Сон
Перевод А. Султанова
Я покинул мою маленькую чердачную комнату на седьмом этаже и вышел на улицу.
С этого начались мои скитания. Теперь у меня нет комнаты, где бы я мог провести ночь. Моя хозяйка грубо выгнала меня из квартиры. Ее слова, как отравленные стрелы, вонзились в мою душу.
Я задолжал ей квартплату за два месяца. Вначале она молчала.
Но вот что произошло потом: в последний вечер я вернулся домой такой усталый, что собственные ноги казались мне тяжелыми гирями. Я, не раздеваясь, лег на пол, на циновку, и попытался заснуть. Но тщетно: в комнате стояла зимняя стужа, из всех щелей дул пронзительный холодный ветер, а у меня не было ни одеяла, ни одежды, чтобы укрыться от холода. Я весь дрожал, съежившись на своей циновке.
Когда холод пробрал меня до костей, я понял, что заснуть не удастся. Тогда я встал и принялся искать хоть какое-нибудь топливо, чтобы зажечь костер на цементном полу. Я точно знал, что топить нечем, но тут в поисках дров мои глаза остановились на деревянных стропилах крыши. Конец одной перекладины имел огромную трещину, сквозь которую мерцали холодные звезды. Недолго думая я оторвал кусок гнилой деревянной перекладины, отчего зияющая дыра еще более увеличилась и холодный ветер сильной струей ворвался в мое жилище. Я разжег на полу костер и стал греть руки и ноги. Коченея от холода, я был не в состоянии думать о последствиях своего шага. Руки у меня немного отогрелись, но все тепло уходило из комнаты через огромную щель в крыше. А ветер оттуда прорывался с ревом. Костер догорел, я продолжал коченеть. О сне нечего было и думать.
Наступило утро. У меня не было ни еды, ни денег. Я вспомнил, что и вчера я весь день ничего не ел. Вот уже два месяца хожу без работы. Задолжал бакалейщику, что на углу нашего переулка, и нечем заплатить ему… Размышляя, я то уносился в мыслях далеко в деревню, то возвращался обратно сюда, в Каир. Было раннее утро.
Собрав угли и золу от костра в угол комнаты, я вышел на плоскую крышу, чтобы согреться лучами утреннего солнца. Было еще холодно. Хозяйка моей квартиры тоже вышла на крышу кормить цыплят, которым был отведен угол рядом с моей мансардой.

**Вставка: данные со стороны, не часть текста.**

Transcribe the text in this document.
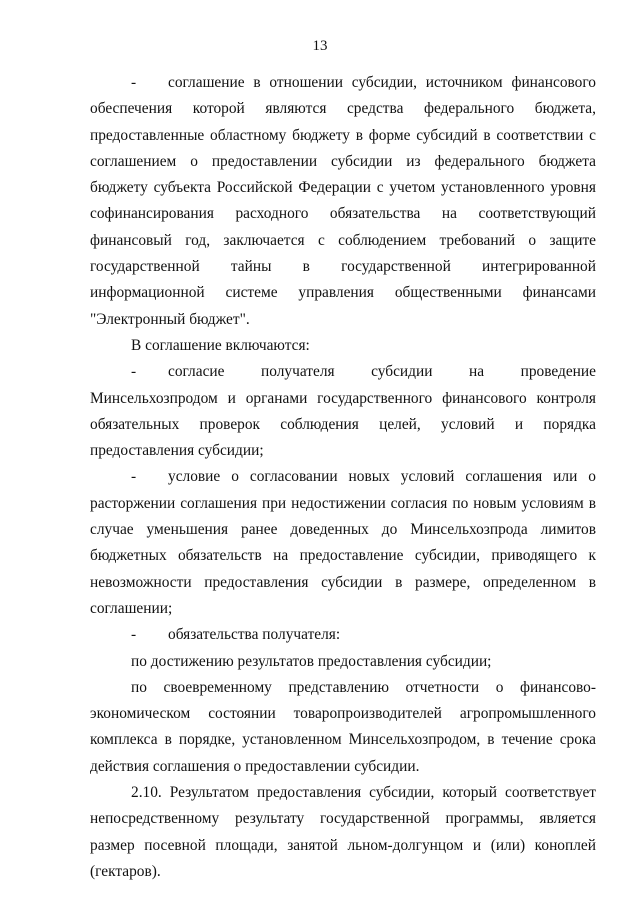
13

- соглашение в отношении субсидии, источником финансового обеспечения которой являются средства федерального бюджета, предоставленные областному бюджету в форме субсидий в соответствии с соглашением о предоставлении субсидии из федерального бюджета бюджету субъекта Российской Федерации с учетом установленного уровня софинансирования расходного обязательства на соответствующий финансовый год, заключается с соблюдением требований о защите государственной тайны в государственной интегрированной информационной системе управления общественными финансами "Электронный бюджет".

В соглашение включаются:

- согласие получателя субсидии на проведение Минсельхозпродом и органами государственного финансового контроля обязательных проверок соблюдения целей, условий и порядка предоставления субсидии;

- условие о согласовании новых условий соглашения или о расторжении соглашения при недостижении согласия по новым условиям в случае уменьшения ранее доведенных до Минсельхозпрода лимитов бюджетных обязательств на предоставление субсидии, приводящего к невозможности предоставления субсидии в размере, определенном в соглашении;

- обязательства получателя:

по достижению результатов предоставления субсидии;

по своевременному представлению отчетности о финансово-экономическом состоянии товаропроизводителей агропромышленного комплекса в порядке, установленном Минсельхозпродом, в течение срока действия соглашения о предоставлении субсидии.

2.10. Результатом предоставления субсидии, который соответствует непосредственному результату государственной программы, является размер посевной площади, занятой льном-долгунцом и (или) коноплей (гектаров).
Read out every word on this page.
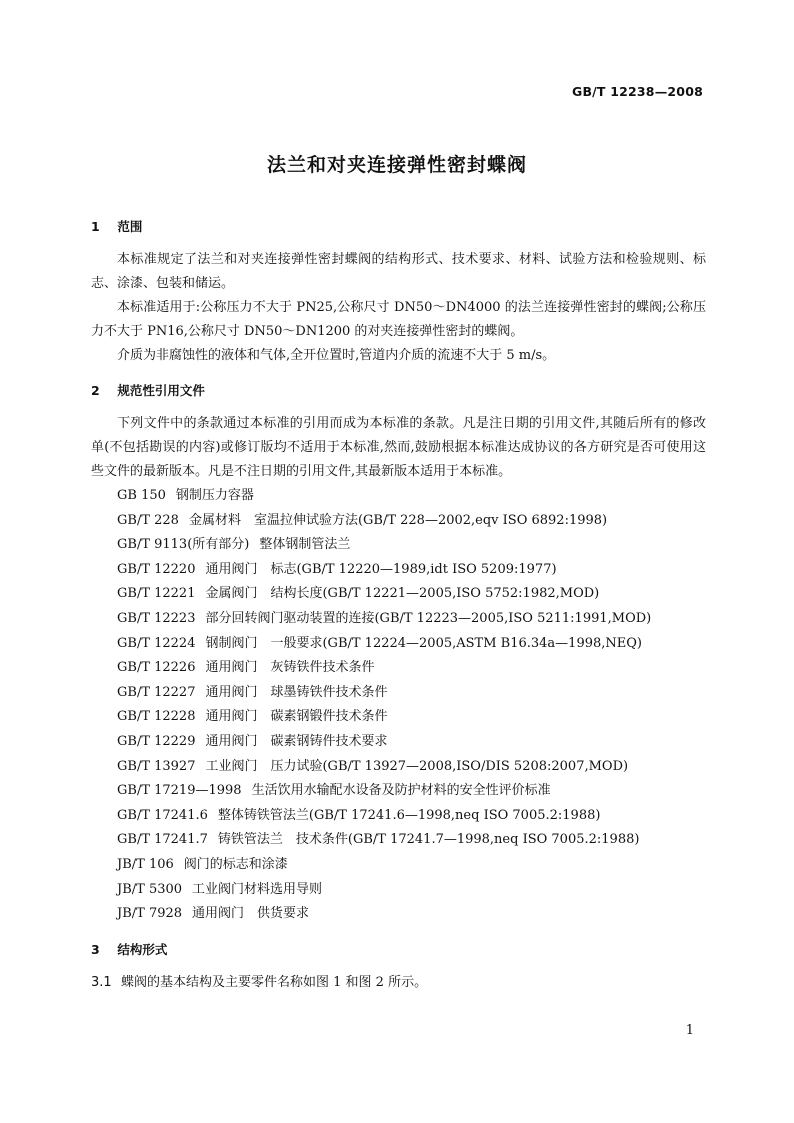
GB/T 12238—2008
法兰和对夹连接弹性密封蝶阀
1 范围

本标准规定了法兰和对夹连接弹性密封蝶阀的结构形式、技术要求、材料、试验方法和检验规则、标志、涂漆、包装和储运。

本标准适用于:公称压力不大于 PN25,公称尺寸 DN50～DN4000 的法兰连接弹性密封的蝶阀;公称压力不大于 PN16,公称尺寸 DN50～DN1200 的对夹连接弹性密封的蝶阀。

介质为非腐蚀性的液体和气体,全开位置时,管道内介质的流速不大于 5 m/s。

2 规范性引用文件

下列文件中的条款通过本标准的引用而成为本标准的条款。凡是注日期的引用文件,其随后所有的修改单(不包括勘误的内容)或修订版均不适用于本标准,然而,鼓励根据本标准达成协议的各方研究是否可使用这些文件的最新版本。凡是不注日期的引用文件,其最新版本适用于本标准。

GB 150 钢制压力容器
GB/T 228 金属材料　室温拉伸试验方法(GB/T 228—2002,eqv ISO 6892:1998)
GB/T 9113(所有部分) 整体钢制管法兰
GB/T 12220 通用阀门　标志(GB/T 12220—1989,idt ISO 5209:1977)
GB/T 12221 金属阀门　结构长度(GB/T 12221—2005,ISO 5752:1982,MOD)
GB/T 12223 部分回转阀门驱动装置的连接(GB/T 12223—2005,ISO 5211:1991,MOD)
GB/T 12224 钢制阀门　一般要求(GB/T 12224—2005,ASTM B16.34a—1998,NEQ)
GB/T 12226 通用阀门　灰铸铁件技术条件
GB/T 12227 通用阀门　球墨铸铁件技术条件
GB/T 12228 通用阀门　碳素钢锻件技术条件
GB/T 12229 通用阀门　碳素钢铸件技术要求
GB/T 13927 工业阀门　压力试验(GB/T 13927—2008,ISO/DIS 5208:2007,MOD)
GB/T 17219—1998 生活饮用水输配水设备及防护材料的安全性评价标准
GB/T 17241.6 整体铸铁管法兰(GB/T 17241.6—1998,neq ISO 7005.2:1988)
GB/T 17241.7 铸铁管法兰　技术条件(GB/T 17241.7—1998,neq ISO 7005.2:1988)
JB/T 106 阀门的标志和涂漆
JB/T 5300 工业阀门材料选用导则
JB/T 7928 通用阀门　供货要求
3 结构形式

3.1 蝶阀的基本结构及主要零件名称如图 1 和图 2 所示。

1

Я боялся встретиться с хозяйкой: ведь она непременно спросит о квартплате. Но она, заметив меня, поздоровалась и принялась кормить своих цыплят. Улучив момент, я скрылся в своей комнате. Но через минуту она уже стучалась в мою дверь. Войдя, она огляделась вокруг, и сердце у меня замерло.
— Что это, почтенный? — сказала хозяйка, и я понял, что она заметила увеличившуюся щель в потолке и кучу золы в углу комнаты.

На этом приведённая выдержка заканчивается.